Today CuanTec, the Scottish biotech company that transforms shellfish waste into sustainable packaging, announced it has raised an undisclosed investment round led by Sky Ocean Ventures and Scottish Enterprise. CuanTec will use its new funds to finalize its product, hire new team members and manufacture at pilot production scale.
The idea for CuanTec first came about in central Scotland in 2013 when its founder, who has since moved on from the company, realized how much shellfish waste was produced in his town. That waste typically went into a landfill or was incinerated and ended back up in the ocean as dead weight. However, shellfish’s exoskeletons actually contain a very valuable molecule called chitin, a natural polymer which was already used in a number of applications, particularly in the medical field.
In order to extract chitin, companies have traditionally relied on harsh chemicals which aren’t great for the environment. Cuantec scientists developed a new method for extracting chitin from shellfish that relies on fermentation — similar to beer brewing — instead of chemicals. The new technology transform the chitin into a more soluble form called chitosan, which is then mixed with biopolymers to create a flexible film which can be used as food packaging. Called Cuansave, the resulting packaging is compatible within 90 days.
The entire process is waste-free: the main byproduct of CuanTec’s chitosan product is a high-protein liquid the company is developing into a feed for salmon and other fish. As an added bonus, Cuansave is anti-microbial and can extend product shelf life. For example, Paula Duffy, part of CuanTec’s marketing team, told me that Cuansave can extend the shelf life of fresh salmon by two days. “We’re using seafood waste to prevent seafood waste,” she explained over the phone.
Since its launch in 2017, CuanTec has created two lab spaces in Motherwell and Oban, both in Scotland.
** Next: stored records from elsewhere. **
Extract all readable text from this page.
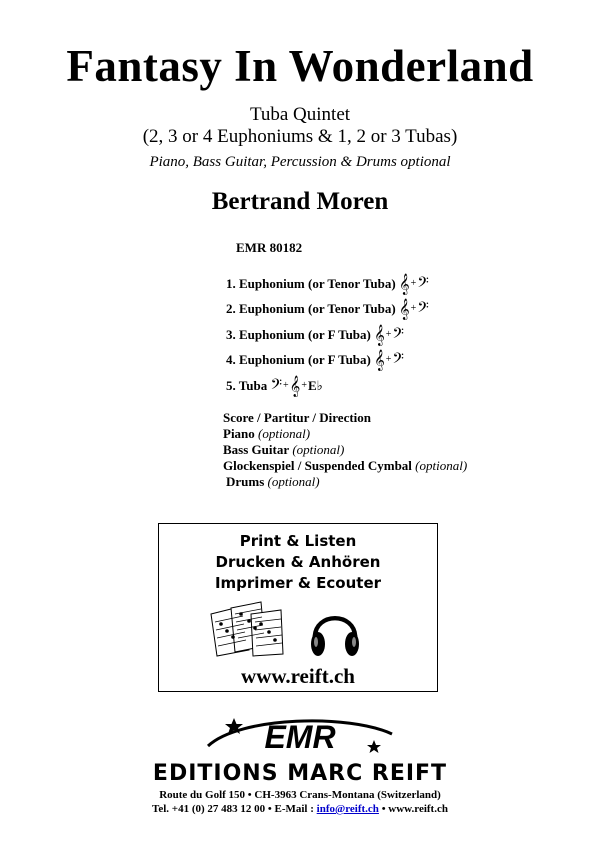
Fantasy In Wonderland
Tuba Quintet
(2, 3 or 4 Euphoniums & 1, 2 or 3 Tubas)
Piano, Bass Guitar, Percussion & Drums optional
Bertrand Moren
EMR 80182
1. Euphonium (or Tenor Tuba) 𝄞+𝄢
2. Euphonium (or Tenor Tuba) 𝄞+𝄢
3. Euphonium (or F Tuba) 𝄞+𝄢
4. Euphonium (or F Tuba) 𝄞+𝄢
5. Tuba 𝄢+𝄞+E♭
Score / Partitur / Direction
Piano (optional)
Bass Guitar (optional)
Glockenspiel / Suspended Cymbal (optional)
Drums (optional)
Print & Listen
Drucken & Anhören
Imprimer & Ecouter
www.reift.ch
EMR
EDITIONS MARC REIFT
Route du Golf 150 • CH-3963 Crans-Montana (Switzerland)
Tel. +41 (0) 27 483 12 00 • E-Mail : info@reift.ch • www.reift.ch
They have established partnerships with fisheries around Scotland to source shellfish waste and are currently perfecting their packaging and producing at relatively minimal lab-scale. Duffy told me they are in the process of scaling up and will be able to make 100-liter batches of chitosan by 2020. She wouldn’t give exact cost details but said that CuanSave is priced competitively with traditional plastic.
Though it’s still at a pretty nascent stage, the company has already entered a partnership with U.K. mega-retailer Waitrose. Cuansave will initially be used in Waitrose’s Duchy of Cornwall product range in 2021, starting with salmon. If successful, CuanTec will expand use of its packaging for more products. This is all assuming that Cuansave gets the food-safe regulatory stamp of approval, which Duffy told me they expect by mid-2020.
CuanTec is part of a raft of companies developing products to nix plastic packaging. Decomer makes a biodegradable packaging from plants that’s water-soluble, while Evoware subs in algae for plastic. On a larger scale, supermarket giants — including Waitrose — are also experimenting with compostable packaging for pre-made meals or refillable containers for certain popular CPG products.
All these innovations can’t come too soon. Only 14 percent of plastic packaging is ever recycled. The vast majority ends up in landfills or our oceans — so much so that, by weight, there could be more plastic than fish in our oceans by 2050.
That’s why CuanTec’s closed-loop technology could be such a boon. Cuansave cuts out pesky plastic packaging, sure, but it also upcycles a waste product and keeps food fresher, longer. It’s still early days for the company — this is their first real fundraise and they only have a team of 14 — but if they can indeed make their product cost-competitive with traditional plastic, I’m guessing (and hoping) we will start to see more seafood packaged in seafood waste.